Face à cette situation, la soumission des dirigeants socialistes à « l’économie de marché » – c’est-à-dire au capitalisme – apparaît de façon éclatante. Il n’y a pas que les prestations sociales qui sont désormais indexées sur la croissance : c’est aussi le cas du contenu du programme du PS ! François Hollande l’explique ouvertement. Ainsi, tous ceux qui veulent connaître le programme du candidat socialiste à la présidentielle devront attendre les prévisions de croissance successives que l’INSEE présentera pour 2012 et 2013. Pour le moment, elles sont très mauvaises. Et il est pratiquement certain qu’elles empireront. D’ailleurs, François Hollande a déjà commencé à suggérer que l’éventuelle création de 60 000 postes d’enseignants irait de pair avec… des suppressions de postes massives dans l’ensemble de la fonction publique (y compris dans l’Éducation nationale).

Il ne faut pas s’imaginer que les travailleurs resteront les bras croisés pendant qu’on remet en cause plus d’un demi-siècle de conquêtes sociales. De grandes luttes sont à l’ordre du jour. Dans ce domaine également, la Grèce nous donne un bon aperçu de ce qui nous attend. La société grecque s’oriente vers une situation révolutionnaire. Et c’est bien dans cette voie que marche toute l’Europe. Bien sûr, les rythmes seront différents selon les pays. Mais aucune société ne peut s’enfoncer indéfiniment dans la régression sans provoquer, à un certain stade, une explosion de la lutte des classes. En réaction au discours de Fillon, lundi, Marie-George Buffet a déclaré : « On ne peut s’empêcher de penser à Louis XVI voulant préserver la noblesse du paiement de l’impôt dans une France de 1788 en faillite ». C’est très bien dit.

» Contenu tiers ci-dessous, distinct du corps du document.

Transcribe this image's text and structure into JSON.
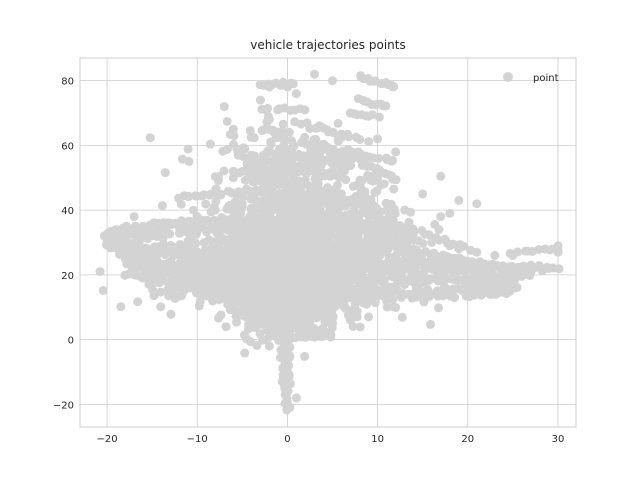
{
  "chart_data": {
    "type": "scatter",
    "title": "vehicle trajectories points",
    "xlabel": "",
    "ylabel": "",
    "xlim": [
      -23,
      32
    ],
    "ylim": [
      -27,
      87
    ],
    "xticks": [
      -20,
      -10,
      0,
      10,
      20,
      30
    ],
    "yticks": [
      -20,
      0,
      20,
      40,
      60,
      80
    ],
    "xtick_labels": [
      "−20",
      "−10",
      "0",
      "10",
      "20",
      "30"
    ],
    "ytick_labels": [
      "−20",
      "0",
      "20",
      "40",
      "60",
      "80"
    ],
    "grid": true,
    "legend": {
      "placement": "top-right"
    },
    "series": [
      {
        "name": "point",
        "color": "#d3d3d3",
        "trajectories": [
          {
            "kind": "ellipse",
            "cx": -3,
            "cy": 32,
            "rx": 17,
            "ry": 5,
            "t0": 0.3,
            "t1": 6.0,
            "n": 95
          },
          {
            "kind": "ellipse",
            "cx": -4,
            "cy": 30,
            "rx": 16,
            "ry": 5,
            "t0": 0.5,
            "t1": 6.0,
            "n": 90
          },
          {
            "kind": "ellipse",
            "cx": -5,
            "cy": 28,
            "rx": 13,
            "ry": 6,
            "t0": 0.5,
            "t1": 6.0,
            "n": 80
          },
          {
            "kind": "ellipse",
            "cx": -7,
            "cy": 25,
            "rx": 11,
            "ry": 5,
            "t0": 0.5,
            "t1": 6.0,
            "n": 70
          },
          {
            "kind": "ellipse",
            "cx": 10,
            "cy": 18,
            "rx": 15,
            "ry": 4,
            "t0": 0,
            "t1": 6.28,
            "n": 110
          },
          {
            "kind": "ellipse",
            "cx": 8,
            "cy": 21,
            "rx": 19,
            "ry": 3,
            "t0": 0,
            "t1": 6.28,
            "n": 120
          },
          {
            "kind": "ellipse",
            "cx": 12,
            "cy": 16,
            "rx": 13,
            "ry": 3,
            "t0": 0,
            "t1": 6.28,
            "n": 100
          },
          {
            "kind": "ellipse",
            "cx": 5,
            "cy": 20,
            "rx": 20,
            "ry": 6,
            "t0": 0,
            "t1": 6.28,
            "n": 120
          },
          {
            "kind": "line",
            "x0": 0,
            "y0": -22,
            "x1": 0,
            "y1": 10,
            "n": 45
          },
          {
            "kind": "line",
            "x0": -0.5,
            "y0": -15,
            "x1": -0.3,
            "y1": 15,
            "n": 30
          },
          {
            "kind": "line",
            "x0": -3,
            "y0": 79,
            "x1": 1,
            "y1": 79,
            "n": 10
          },
          {
            "kind": "line",
            "x0": -3,
            "y0": 71,
            "x1": 2,
            "y1": 71,
            "n": 10
          },
          {
            "kind": "line",
            "x0": 8,
            "y0": 81,
            "x1": 12,
            "y1": 78,
            "n": 14
          },
          {
            "kind": "line",
            "x0": 8,
            "y0": 74,
            "x1": 11,
            "y1": 72,
            "n": 10
          },
          {
            "kind": "line",
            "x0": 7,
            "y0": 70,
            "x1": 10,
            "y1": 69,
            "n": 8
          },
          {
            "kind": "line",
            "x0": -3,
            "y0": 65,
            "x1": 0,
            "y1": 64,
            "n": 8
          },
          {
            "kind": "line",
            "x0": 1,
            "y0": 67,
            "x1": 8,
            "y1": 62,
            "n": 16
          },
          {
            "kind": "line",
            "x0": -6,
            "y0": 60,
            "x1": 0,
            "y1": 40,
            "n": 24
          },
          {
            "kind": "line",
            "x0": 2,
            "y0": 60,
            "x1": 12,
            "y1": 55,
            "n": 22
          },
          {
            "kind": "line",
            "x0": 6,
            "y0": 58,
            "x1": 12,
            "y1": 50,
            "n": 16
          },
          {
            "kind": "line",
            "x0": -18,
            "y0": 20,
            "x1": -8,
            "y1": 21,
            "n": 22
          },
          {
            "kind": "line",
            "x0": -15,
            "y0": 18,
            "x1": 5,
            "y1": 14,
            "n": 40
          },
          {
            "kind": "line",
            "x0": -10,
            "y0": 14,
            "x1": 5,
            "y1": 10,
            "n": 30
          },
          {
            "kind": "line",
            "x0": 8,
            "y0": 24,
            "x1": 30,
            "y1": 22,
            "n": 44
          },
          {
            "kind": "line",
            "x0": 10,
            "y0": 30,
            "x1": 24,
            "y1": 22,
            "n": 30
          },
          {
            "kind": "line",
            "x0": 10,
            "y0": 38,
            "x1": 20,
            "y1": 28,
            "n": 20
          },
          {
            "kind": "line",
            "x0": 25,
            "y0": 27,
            "x1": 30,
            "y1": 28,
            "n": 10
          },
          {
            "kind": "line",
            "x0": 3,
            "y0": 46,
            "x1": 10,
            "y1": 40,
            "n": 18
          },
          {
            "kind": "line",
            "x0": -3,
            "y0": 5,
            "x1": 5,
            "y1": 2,
            "n": 20
          },
          {
            "kind": "line",
            "x0": -2,
            "y0": 1,
            "x1": 4,
            "y1": 1,
            "n": 14
          },
          {
            "kind": "line",
            "x0": -15,
            "y0": 36,
            "x1": -5,
            "y1": 36,
            "n": 24
          },
          {
            "kind": "line",
            "x0": -12,
            "y0": 44,
            "x1": -3,
            "y1": 46,
            "n": 20
          },
          {
            "kind": "line",
            "x0": -8,
            "y0": 25,
            "x1": 8,
            "y1": 15,
            "n": 35
          },
          {
            "kind": "line",
            "x0": 5,
            "y0": 35,
            "x1": 15,
            "y1": 30,
            "n": 24
          },
          {
            "kind": "blob",
            "cx": 0,
            "cy": 35,
            "sx": 4.5,
            "sy": 13,
            "n": 650
          },
          {
            "kind": "blob",
            "cx": 0,
            "cy": 20,
            "sx": 7,
            "sy": 6,
            "n": 420
          },
          {
            "kind": "blob",
            "cx": 0,
            "cy": 10,
            "sx": 3,
            "sy": 5,
            "n": 260
          },
          {
            "kind": "blob",
            "cx": 5,
            "cy": 32,
            "sx": 5,
            "sy": 9,
            "n": 300
          },
          {
            "kind": "blob",
            "cx": -4,
            "cy": 22,
            "sx": 6,
            "sy": 6,
            "n": 250
          },
          {
            "kind": "blob",
            "cx": 2,
            "cy": 55,
            "sx": 3.5,
            "sy": 5,
            "n": 140
          }
        ],
        "points": [
          [
            -7,
            72
          ],
          [
            -6,
            65
          ],
          [
            -3,
            74
          ],
          [
            -2,
            78
          ],
          [
            0,
            78
          ],
          [
            1,
            76
          ],
          [
            -2,
            68
          ],
          [
            10,
            62
          ],
          [
            12,
            58
          ],
          [
            15,
            45
          ],
          [
            19,
            43
          ],
          [
            21,
            42
          ],
          [
            18,
            39
          ],
          [
            17,
            38
          ],
          [
            13,
            40
          ],
          [
            10,
            37
          ],
          [
            12,
            34
          ],
          [
            14,
            33
          ],
          [
            16,
            30
          ],
          [
            18,
            29
          ],
          [
            19,
            28
          ],
          [
            21,
            27
          ],
          [
            23,
            26
          ],
          [
            25,
            26
          ],
          [
            27,
            23
          ],
          [
            29,
            22
          ],
          [
            30,
            29
          ],
          [
            30,
            27
          ],
          [
            -6,
            50
          ],
          [
            -6,
            52
          ],
          [
            -5,
            42
          ],
          [
            -17,
            38
          ],
          [
            -19,
            34
          ],
          [
            -19,
            31
          ],
          [
            -17,
            21
          ],
          [
            -16,
            19
          ],
          [
            -13,
            17
          ],
          [
            -9,
            15
          ],
          [
            -5,
            11
          ],
          [
            -2,
            -2
          ],
          [
            1,
            -18
          ],
          [
            0,
            -21
          ],
          [
            2,
            2
          ],
          [
            5,
            5
          ],
          [
            7,
            6
          ],
          [
            9,
            7
          ],
          [
            11,
            12
          ],
          [
            3,
            82
          ],
          [
            5,
            80
          ],
          [
            -4,
            57
          ],
          [
            -8,
            40
          ],
          [
            -10,
            38
          ],
          [
            9,
            32
          ],
          [
            11,
            31
          ],
          [
            -1,
            12
          ],
          [
            1,
            8
          ],
          [
            -1,
            6
          ],
          [
            2,
            14
          ],
          [
            4,
            26
          ],
          [
            6,
            45
          ],
          [
            8,
            48
          ],
          [
            10,
            50
          ]
        ]
      }
    ]
  }
}
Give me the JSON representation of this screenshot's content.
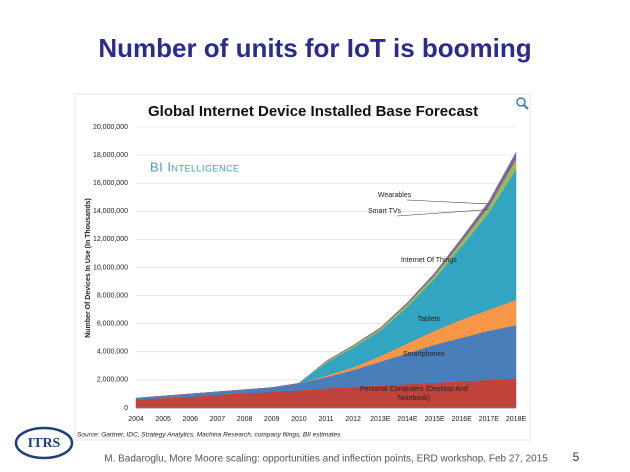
{
  "slide": {
    "title": "Number of units for IoT is booming",
    "logo": "ITRS",
    "footer": "M. Badaroglu, More Moore scaling: opportunities and inflection points, ERD workshop, Feb 27, 2015",
    "page_number": "5"
  },
  "chart_data": {
    "type": "stacked-area",
    "title": "Global Internet Device Installed Base Forecast",
    "watermark": "BI Intelligence",
    "y_label": "Number Of Devices In Use (In Thousands)",
    "source": "Source: Gartner, IDC, Strategy Analytics, Machina Research, company filings, BII estimates",
    "categories": [
      "2004",
      "2005",
      "2006",
      "2007",
      "2008",
      "2009",
      "2010",
      "2011",
      "2012",
      "2013E",
      "2014E",
      "2015E",
      "2016E",
      "2017E",
      "2018E"
    ],
    "ylim": [
      0,
      20000000
    ],
    "yticks": [
      0,
      {
        "value": 2000000,
        "label": "2,000,000"
      },
      {
        "value": 4000000,
        "label": "4,000,000"
      },
      {
        "value": 6000000,
        "label": "6,000,000"
      },
      {
        "value": 8000000,
        "label": "8,000,000"
      },
      {
        "value": 10000000,
        "label": "10,000,000"
      },
      {
        "value": 12000000,
        "label": "12,000,000"
      },
      {
        "value": 14000000,
        "label": "14,000,000"
      },
      {
        "value": 16000000,
        "label": "16,000,000"
      },
      {
        "value": 18000000,
        "label": "18,000,000"
      },
      {
        "value": 20000000,
        "label": "20,000,000"
      }
    ],
    "grid": true,
    "series": [
      {
        "name": "Personal Computers (Desktop And Notebook)",
        "color": "#c0433c",
        "values": [
          600000,
          700000,
          800000,
          950000,
          1050000,
          1150000,
          1250000,
          1400000,
          1500000,
          1600000,
          1700000,
          1800000,
          1900000,
          2000000,
          2100000
        ]
      },
      {
        "name": "Smartphones",
        "color": "#4a7ebb",
        "values": [
          100000,
          150000,
          200000,
          200000,
          250000,
          300000,
          500000,
          800000,
          1200000,
          1700000,
          2200000,
          2700000,
          3100000,
          3500000,
          3800000
        ]
      },
      {
        "name": "Tablets",
        "color": "#f79646",
        "values": [
          0,
          0,
          0,
          0,
          0,
          0,
          0,
          100000,
          200000,
          400000,
          700000,
          1000000,
          1300000,
          1500000,
          1800000
        ]
      },
      {
        "name": "Internet Of Things",
        "color": "#31a5c2",
        "values": [
          0,
          0,
          0,
          0,
          0,
          0,
          0,
          900000,
          1400000,
          1800000,
          2600000,
          3700000,
          5200000,
          6900000,
          9300000
        ]
      },
      {
        "name": "Smart TVs",
        "color": "#9bbb59",
        "values": [
          0,
          0,
          0,
          0,
          0,
          0,
          0,
          100000,
          120000,
          150000,
          200000,
          250000,
          350000,
          450000,
          700000
        ]
      },
      {
        "name": "Wearables",
        "color": "#8064a2",
        "values": [
          0,
          0,
          0,
          0,
          0,
          0,
          0,
          30000,
          40000,
          60000,
          100000,
          150000,
          250000,
          350000,
          500000
        ]
      }
    ]
  }
}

Il n’y aura pas de solution à cette crise sur la base du capitalisme. Plus exactement, la « solution » capitaliste consiste à refouler la société des décennies en arrière – jusqu’aux conditions de vie des années 30. Pour éviter que cela se produise, la jeunesse et la classe ouvrière n’auront pas d’autres choix que d’engager des luttes massives et acharnées. Le rôle du PCF et de Front de gauche est d’expliquer patiemment et systématiquement qu’il y a une autre solution au problème – une solution révolutionnaire. Il faut intégrer au Programme populaire et partagé du Front de gauche des mesures visant à briser définitivement la domination des grands capitalistes sur l’économie. Les banques, la grande industrie et la grande distribution doivent être arrachées des mains des capitalistes, intégrées au secteur public et placées sous le contrôle démocratique des salariés. Il n’existe pas d’alternative à ce programme qui soit conforme aux intérêts de la masse de la population. « Socialisme ou barbarie » : ces mots de Rosa Luxemburg résument les deux seules voies qui s’ouvrent à nous dans la période à venir.